Physical therapy can also help in many cases. Bracing can help some people. Tylenol and nonsteroidal anti-inflammatories like ibuprofen or naproxen can also decrease pain but sometimes carry risks, especially for people with diabetes or kidney disease.

When pain relief from oral medications and ointments isn’t enough, we can try a variety of injections. The most common is perhaps a cortisone (steroid) injection and many people find these very helpful for a while. Other options for the knee include hyaluronic acid injections. These are sometimes known as “gel” injections and are approved only for the knee (and some insurances don’t cover them).

You may have also heard about “orthobiologic” options like platelet-rich plasma (PRP) or stem cells. These involve drawing blood or getting stem cells from your fat cells and injecting them into the joint. None of these are approved by the FDA and insurance will not cover the cost. There is also limited research showing they are effective for pain relief.

The bottom line is that none of the current injections cure arthritis. They may not help the pain and even when they do, the relief is limited. Patients often get tired of repeated injections and decide to proceed with surgery.

So why do so many people have arthritis? Is arthritis inevitable as we get older?

I do see patients in their 80’s and 90’s with normal looking x-rays, and while I love seeing this, it’s not the norm. As people get older, wear and tear on the joints leads to arthritis.

We also see people who have had an injury to a joint, damaging the cartilage cells. Over time the cartilage wears away, and arthritis shows up earlier than expected. Genetics can also play a role. Being overweight puts more force on the joint and can be a factor.

How old is too old to have a joint replacement?

I have replaced the joints of people in their 90’s. The best candidate for surgery at this age has to be relatively healthy, and your medical doctor has to check to make sure you could withstand the anesthesia and the surgery. This is actually true of everyone getting a joint replacement, but especially important for nonagenarians.

Some people wait too long. I have patients that chose not to have surgery in their 70’s come back when they are 90 and have too many medical problems at this point in their life.

Studies also show that people recover more quickly when they have some degree of physical fitness. If you are spending all your time on the couch because your knee hurts, you may have a harder time recovering your strength and stamina after surgery.

How young is too young?

We do try to postpone surgery in people under 60, but more and more people in their 40’s and 50’s are developing severe osteoarthritis. Some conditions, like juvenile rheumatoid arthritis, can even lead patients to have joint replacements as teenagers.

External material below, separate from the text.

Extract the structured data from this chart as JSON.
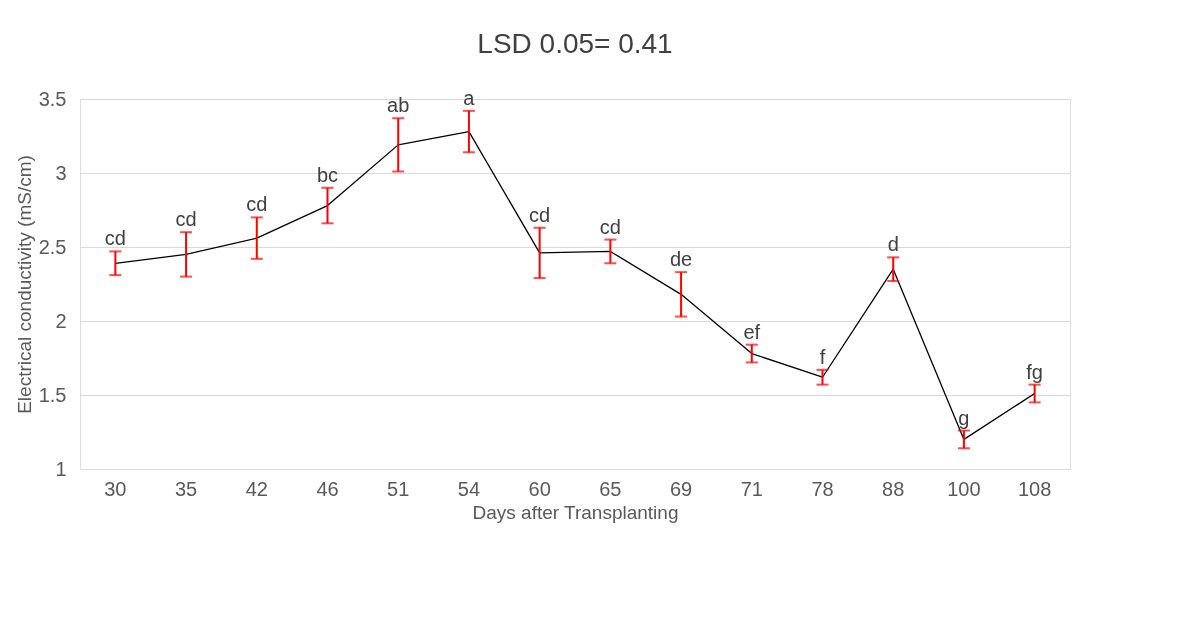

The main concern is that the joint replacement may not last your lifetime if you are young. Fortunately, technology is helping joint replacements last longer and longer. However, there are cases where the first joint replacement has to be replaced again. This is why we often wait if we can.

But if you really can’t do the things you love to do because of a painful joint, and you have tried non surgical treatments and still have pain, it may be time to replace your joint.

It never hurts to discuss it with an orthopaedic surgeon. Especially one who is willing to take the time to understand your needs and your lifestyle.